Vingt-cinq ans après les attentats du 11-Septembre, la transmission de la mémoire aux nouvelles générations est devenue une mission à part entière. À New York, près d'un tiers de la population de la ville n'était pas née en 2001, au moment où les attaques terroristes ont fait près de 3 000 victimes. À Ground Zero, des guides qui ont vécu ces événements témoignent auprès des visiteurs et des plus jeunes pour faire vivre le souvenir des victimes.

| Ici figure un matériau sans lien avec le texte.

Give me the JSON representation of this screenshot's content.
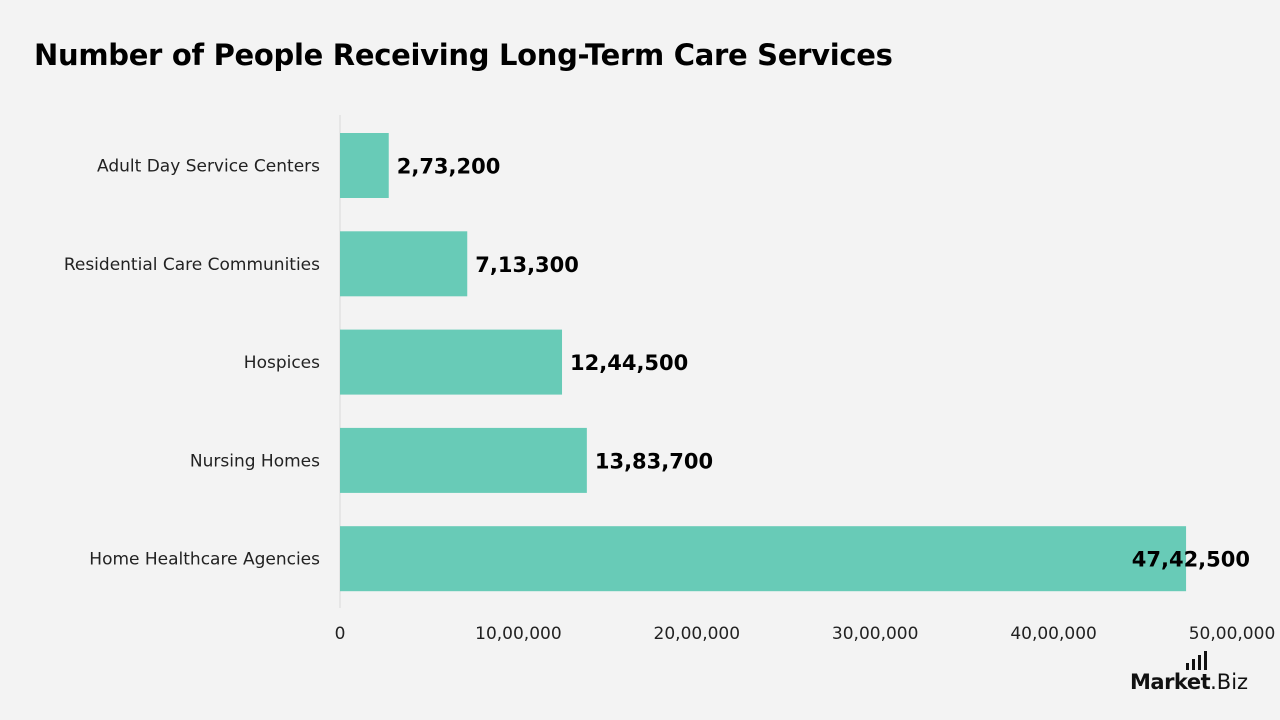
{
  "chart_data": {
    "type": "bar",
    "orientation": "horizontal",
    "title": "Number of People Receiving Long-Term Care Services",
    "xlabel": "",
    "ylabel": "",
    "categories": [
      "Adult Day Service Centers",
      "Residential Care Communities",
      "Hospices",
      "Nursing Homes",
      "Home Healthcare Agencies"
    ],
    "values": [
      273200,
      713300,
      1244500,
      1383700,
      4742500
    ],
    "value_labels": [
      "2,73,200",
      "7,13,300",
      "12,44,500",
      "13,83,700",
      "47,42,500"
    ],
    "xlim": [
      0,
      5000000
    ],
    "ticks": [
      0,
      1000000,
      2000000,
      3000000,
      4000000,
      5000000
    ],
    "tick_labels": [
      "0",
      "10,00,000",
      "20,00,000",
      "30,00,000",
      "40,00,000",
      "50,00,000"
    ],
    "bar_color": "#68cbb7",
    "grid": false,
    "legend": "none"
  },
  "brand": {
    "bold_text": "Market",
    "light_text": ".Biz"
  }
}
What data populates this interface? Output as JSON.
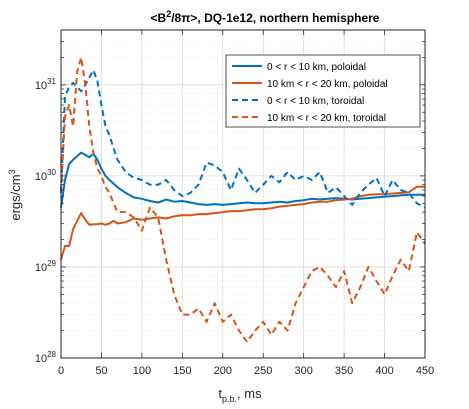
{
  "chart_data": {
    "type": "line",
    "title_main": "<B",
    "title_sup": "2",
    "title_rest": "/8π>, DQ-1e12, northern hemisphere",
    "xlabel_main": "t",
    "xlabel_sub": "p.b.",
    "xlabel_rest": ", ms",
    "ylabel_main": "ergs/cm",
    "ylabel_sup": "3",
    "x_ticks": [
      "0",
      "50",
      "100",
      "150",
      "200",
      "250",
      "300",
      "350",
      "400",
      "450"
    ],
    "y_ticks": [
      {
        "base": "10",
        "exp": "28",
        "value": 1e+28
      },
      {
        "base": "10",
        "exp": "29",
        "value": 1e+29
      },
      {
        "base": "10",
        "exp": "30",
        "value": 1e+30
      },
      {
        "base": "10",
        "exp": "31",
        "value": 1e+31
      }
    ],
    "xlim": [
      0,
      450
    ],
    "ylim": [
      1e+28,
      4e+31
    ],
    "yscale": "log",
    "grid": true,
    "legend_position": "top-right",
    "series": [
      {
        "name": "0 < r < 10 km, poloidal",
        "color": "#0072BD",
        "dash": "solid",
        "x": [
          0,
          5,
          10,
          15,
          20,
          25,
          30,
          35,
          40,
          45,
          50,
          55,
          60,
          65,
          70,
          80,
          90,
          100,
          110,
          120,
          130,
          140,
          150,
          160,
          170,
          180,
          190,
          200,
          210,
          220,
          230,
          240,
          250,
          260,
          270,
          280,
          290,
          300,
          310,
          320,
          330,
          340,
          350,
          360,
          370,
          380,
          390,
          400,
          410,
          420,
          430,
          440,
          450
        ],
        "y": [
          4.5e+29,
          9e+29,
          1.35e+30,
          1.5e+30,
          1.65e+30,
          1.8e+30,
          1.7e+30,
          1.6e+30,
          1.75e+30,
          1.5e+30,
          1.2e+30,
          1e+30,
          9e+29,
          8.2e+29,
          7.5e+29,
          6.5e+29,
          5.8e+29,
          5.6e+29,
          5.3e+29,
          5.1e+29,
          5.5e+29,
          5.2e+29,
          5.3e+29,
          5.1e+29,
          4.9e+29,
          4.8e+29,
          4.9e+29,
          4.8e+29,
          4.9e+29,
          5e+29,
          5.1e+29,
          5e+29,
          5e+29,
          5.1e+29,
          5.2e+29,
          5.1e+29,
          5.3e+29,
          5.4e+29,
          5.6e+29,
          5.5e+29,
          5.6e+29,
          5.7e+29,
          5.6e+29,
          5.5e+29,
          5.6e+29,
          5.7e+29,
          5.8e+29,
          5.9e+29,
          6e+29,
          6.1e+29,
          6.2e+29,
          6.2e+29,
          6.2e+29
        ]
      },
      {
        "name": "10 km < r < 20 km, poloidal",
        "color": "#D95319",
        "dash": "solid",
        "x": [
          0,
          5,
          10,
          15,
          20,
          25,
          30,
          35,
          40,
          45,
          50,
          55,
          60,
          65,
          70,
          80,
          90,
          100,
          110,
          120,
          130,
          140,
          150,
          160,
          170,
          180,
          190,
          200,
          210,
          220,
          230,
          240,
          250,
          260,
          270,
          280,
          290,
          300,
          310,
          320,
          330,
          340,
          350,
          360,
          370,
          380,
          390,
          400,
          410,
          420,
          430,
          440,
          450
        ],
        "y": [
          1.2e+29,
          1.7e+29,
          1.7e+29,
          2.6e+29,
          3.2e+29,
          3.9e+29,
          3.3e+29,
          2.9e+29,
          2.95e+29,
          2.95e+29,
          3e+29,
          2.9e+29,
          3e+29,
          3.2e+29,
          3e+29,
          3.1e+29,
          3.4e+29,
          3.3e+29,
          3.4e+29,
          3.5e+29,
          3.4e+29,
          3.6e+29,
          3.7e+29,
          3.7e+29,
          3.8e+29,
          3.8e+29,
          3.9e+29,
          4e+29,
          4.1e+29,
          4.1e+29,
          4.2e+29,
          4.3e+29,
          4.3e+29,
          4.4e+29,
          4.6e+29,
          4.7e+29,
          4.8e+29,
          4.9e+29,
          5.1e+29,
          5.2e+29,
          5.2e+29,
          5.4e+29,
          5.5e+29,
          5.6e+29,
          6e+29,
          6.2e+29,
          6.3e+29,
          6.3e+29,
          6.4e+29,
          6.5e+29,
          6.6e+29,
          7.6e+29,
          7.6e+29
        ]
      },
      {
        "name": "0 < r < 10 km, toroidal",
        "color": "#0072BD",
        "dash": "dashed",
        "x": [
          0,
          5,
          10,
          15,
          20,
          25,
          30,
          35,
          40,
          45,
          50,
          55,
          60,
          65,
          70,
          80,
          90,
          100,
          110,
          120,
          130,
          140,
          150,
          160,
          170,
          180,
          190,
          200,
          210,
          220,
          230,
          240,
          250,
          260,
          270,
          280,
          290,
          300,
          310,
          320,
          330,
          340,
          350,
          360,
          370,
          380,
          390,
          400,
          410,
          420,
          430,
          440,
          450
        ],
        "y": [
          6.5e+29,
          7.5e+30,
          9.5e+30,
          1.05e+31,
          9.5e+30,
          8.5e+30,
          1e+31,
          1.2e+31,
          1.45e+31,
          1.1e+31,
          6e+30,
          3.5e+30,
          2.8e+30,
          2e+30,
          1.5e+30,
          1.1e+30,
          9.5e+29,
          9e+29,
          8e+29,
          8e+29,
          9e+29,
          7e+29,
          6e+29,
          6.5e+29,
          8e+29,
          1.4e+30,
          1.3e+30,
          1.1e+30,
          7e+29,
          1.2e+30,
          9e+29,
          6.5e+29,
          8e+29,
          1e+30,
          8.5e+29,
          1.1e+30,
          9e+29,
          1e+30,
          9e+29,
          1.1e+30,
          6.5e+29,
          7.5e+29,
          6e+29,
          4.8e+29,
          6.5e+29,
          8e+29,
          9.5e+29,
          6e+29,
          9e+29,
          7e+29,
          6.5e+29,
          5e+29,
          4.5e+29
        ]
      },
      {
        "name": "10 km < r < 20 km, toroidal",
        "color": "#D95319",
        "dash": "dashed",
        "x": [
          0,
          5,
          10,
          15,
          20,
          25,
          30,
          35,
          40,
          45,
          50,
          55,
          60,
          65,
          70,
          80,
          90,
          100,
          110,
          120,
          130,
          140,
          150,
          160,
          170,
          180,
          190,
          200,
          210,
          220,
          230,
          240,
          250,
          260,
          270,
          280,
          290,
          300,
          310,
          320,
          330,
          340,
          350,
          360,
          370,
          380,
          390,
          400,
          410,
          420,
          430,
          440,
          450
        ],
        "y": [
          7e+29,
          4.5e+30,
          6e+30,
          3.5e+30,
          1.4e+31,
          2e+31,
          1e+31,
          3.5e+30,
          1.8e+30,
          1.2e+30,
          1e+30,
          7.5e+29,
          6.5e+29,
          5e+29,
          4e+29,
          4e+29,
          3.5e+29,
          2.5e+29,
          4.5e+29,
          3.5e+29,
          1.2e+29,
          5e+28,
          3e+28,
          3e+28,
          3.5e+28,
          2.5e+28,
          4e+28,
          2.5e+28,
          3e+28,
          2e+28,
          1.5e+28,
          2e+28,
          2.5e+28,
          1.8e+28,
          2.5e+28,
          2e+28,
          4e+28,
          6e+28,
          9e+28,
          1e+29,
          8e+28,
          6e+28,
          9e+28,
          4e+28,
          6e+28,
          1e+29,
          7e+28,
          5e+28,
          8e+28,
          1.2e+29,
          9e+28,
          2.4e+29,
          1.8e+29
        ]
      }
    ]
  }
}
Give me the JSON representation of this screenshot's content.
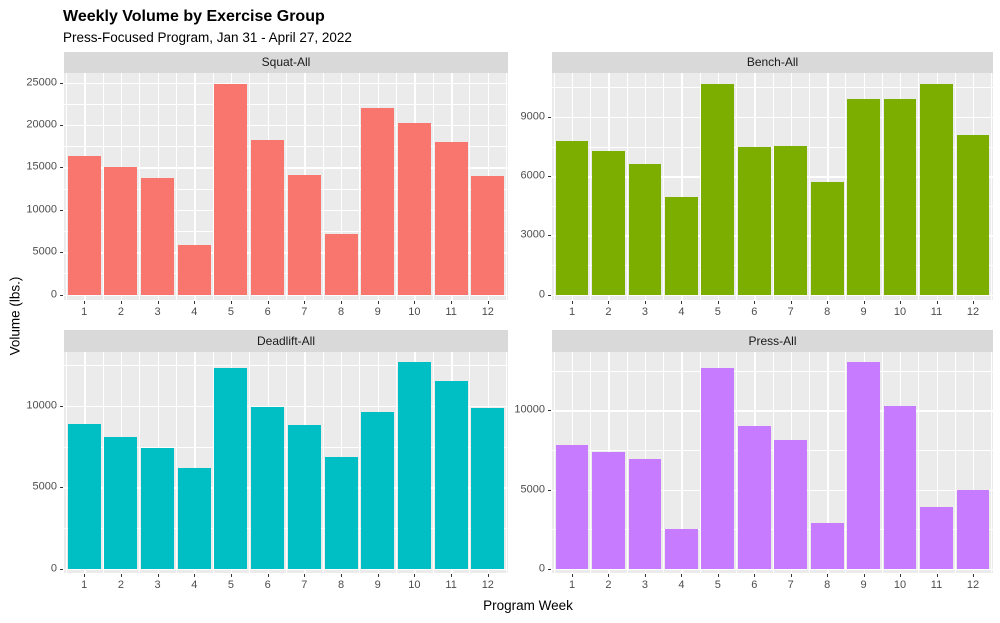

« Il y a plein d'histoires méconnues », explique l'une de ces guides, qui a vécu les attentats et accompagne désormais les visiteurs sur le site. Son rôle ne se limite pas à raconter les faits : il s'agit de transmettre une expérience vécue à des publics qui n'ont aucun souvenir direct des attaques. Environ 100 millions d'Américains sont dans ce cas, ce qui fait de la transmission un enjeu central de la commémoration.
Les cérémonies organisées ce vendredi à New York et au Pentagone illustrent cette tension entre hommage et pédagogie. À Ground Zero, la commémoration réunit notamment JD Vance, les quatre anciens présidents américains et le maire Zohran Mamdani. Donald Trump assiste de son côté à la cérémonie organisée au Pentagone. Ces rassemblements officiels coexistent avec un travail de fond mené sur le site par les guides et les équipes du mémorial.
Pour les nouvelles générations, le 11-Septembre relève souvent d'un récit historique plutôt que d'un souvenir personnel. Les guides qui ont vécu les attentats jouent donc un rôle de passeurs : ils racontent non seulement le déroulement des attaques, mais aussi les histoires individuelles des victimes, les gestes de solidarité et les conséquences durables sur la ville et le pays. Cette approche vise à donner une dimension humaine à un événement que les plus jeunes ne connaissent que par les manuels scolaires ou les médias.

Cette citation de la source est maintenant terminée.